Preclinical validation and market analysis of a microMESH implant for brain cancer eradication

Glioblastoma (GBM) is the most aggressive and common malignant brain tumor, with an incidence of about 5 cases per 100,000 people annually. Despite aggressive treatment, including surgery, radiation, and chemotherapy, the median survival remains well below 2 years, with a 5-year survival rate of 5%. Major challenges in treating GBM are the blood-brain barrier (BBB), which limits drug delivery; biological heterogeneity. In this Proof of Concept, engineers, biotechnologists, and technology-transfer experts demonstrated that microMESH, a novel drug delivery implant, can deploy intracranially chemo-immunotherapies to eradicate GBM and reduce its long-term complications. Designed to deliver taxanes and antibodies for immune check points’ inhibition – therapeutic agents that normally cannot cross the blood-brain barrier – microMESH ensures their uniform, deep, and sustained intratumor permeation. This PoC led to a preclinically validated microMESH for treating newly diagnosed and recurrent GBM and is now driving the launch of a biotech startup to advance its development from the lab to the clinic.
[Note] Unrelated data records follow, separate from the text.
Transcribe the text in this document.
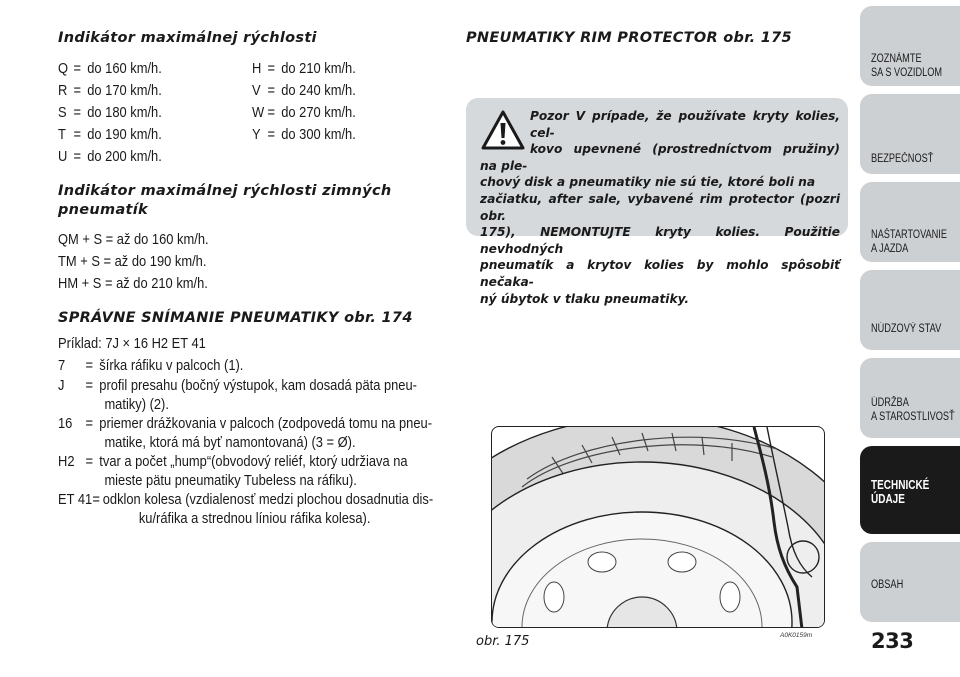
Indikátor maximálnej rýchlosti
Q = do 160 km/h.
R = do 170 km/h.
S = do 180 km/h.
T = do 190 km/h.
U = do 200 km/h.
H = do 210 km/h.
V = do 240 km/h.
W = do 270 km/h.
Y = do 300 km/h.
Indikátor maximálnej rýchlosti zimných
pneumatík
QM + S = až do 160 km/h.
TM + S = až do 190 km/h.
HM + S = až do 210 km/h.
SPRÁVNE SNÍMANIE PNEUMATIKY obr. 174
Príklad: 7J × 16 H2 ET 41
7 = šírka ráfiku v palcoch (1).
J = profil presahu (bočný výstupok, kam dosadá päta pneu-
matiky) (2).
16 = priemer drážkovania v palcoch (zodpovedá tomu na pneu-
matike, ktorá má byť namontovaná) (3 = Ø).
H2 = tvar a počet „hump“(obvodový reliéf, ktorý udržiava na
mieste pätu pneumatiky Tubeless na ráfiku).
ET 41 = odklon kolesa (vzdialenosť medzi plochou dosadnutia dis-
ku/ráfika a strednou líniou ráfika kolesa).
PNEUMATIKY RIM PROTECTOR obr. 175
Pozor V prípade, že používate kryty kolies, cel-
kovo upevnené (prostredníctvom pružiny) na ple-
chový disk a pneumatiky nie sú tie, ktoré boli na
začiatku, after sale, vybavené rim protector (pozri obr.
175), NEMONTUJTE kryty kolies. Použitie nevhodných
pneumatík a krytov kolies by mohlo spôsobiť nečaka-
ný úbytok v tlaku pneumatiky.
obr. 175	A0K0159m
ZOZNÁMTE
SA S VOZIDLOM
BEZPEČNOSŤ
NAŠTARTOVANIE
A JAZDA
NÚDZOVÝ STAV
ÚDRŽBA
A STAROSTLIVOSŤ
TECHNICKÉ
ÚDAJE
OBSAH
233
microMESH was fabricated through a top-down soft lithography approach. microMESH consists of a hydrophilic PVA microlayer supporting a hydrophobic PLGA micronetwork, which enabled the precise compartmentalization of multiple therapeutic agents, including small molecules, inhibitors, chemotherapeutic drugs, peptides, proteins, antibodies, and nanomedicines. In this proof of concept, microMESH was loaded with anti-CD47 monoclonal antibodies in the PVA microlayer and docetaxel (DTXL) within the PLGA strands, allowing for controlled and uniform drug distribution with high encapsulation efficiencies. The release profile demonstrated that DTXL was gradually delivered over months, while anti-CD47 was released within the first week, preserving its structural integrity and binding affinity. For in vitro therapeutic efficacy, anti-CD47 blocked the ‘do-not-eat-me’ signal on GBM cells, enabling macrophages to recognize and eliminate them. CT2A glioblastoma cells were treated with free or microMESH-loaded anti-CD47, then co-incubated with macrophages, where bioluminescence assays confirmed that higher anti-CD47 doses enhanced macrophage phagocytosis, reducing tumor cell viability. Confocal imaging supported these findings, showing reduced tumor presence at higher anti-CD47 concentrations. The cytotoxic potential of DTXL was assessed in CT2A cells, revealing dose- and time-dependent tumor cell death, and its combination with anti-CD47 in the presence of macrophages further enhanced tumor clearance. After extensive in vitro characterizations, microMESH was tested in vivo in a rigorous preclinical model of a highly aggressive syngeneic GBM model. Tumor growth was monitored via bioluminescence imaging, and nine experimental groups were evaluated, including control, free drug, and low- or high-dose microMESH treatments with DTXL alone, anti-CD47 alone, and their combination. Kaplan-Meier survival analysis showed that free DTXL and anti-CD47 had limited impact, whereas microMESH achieved the longest median survival, confirming the synergy between anti-CD47 and DTXL.

The microMESH platform has demonstrated significant advancements beyond the state of the art, having been successfully loaded with a variety of therapeutic agents, including chemotherapeutic drugs, small anti-inflammatory molecules, small-molecule inhibitors, monoclonal antibodies as well as polymeric nanoparticles. It has been fabricated in multiple geometries, with openings featuring side edge lengths ranging from 5 µm to 100 µm, and manufactured using diverse materials and their combinations. A key distinguishing feature of microMESH is its ability to deform and conform to complex biological surfaces, ensuring the uniform and deep intratumoral distribution of therapeutic agents. In preclinical models, microMESH has achieved complete tumor regression in partially resected glioblastoma models established through intracranial inoculation of cells line and patient-derived glioblastoma cancer stem cells. Furthermore, in unresected glioblastoma models, microMESH has significantly extended survival and, in some cases, led to complete tumor eradication.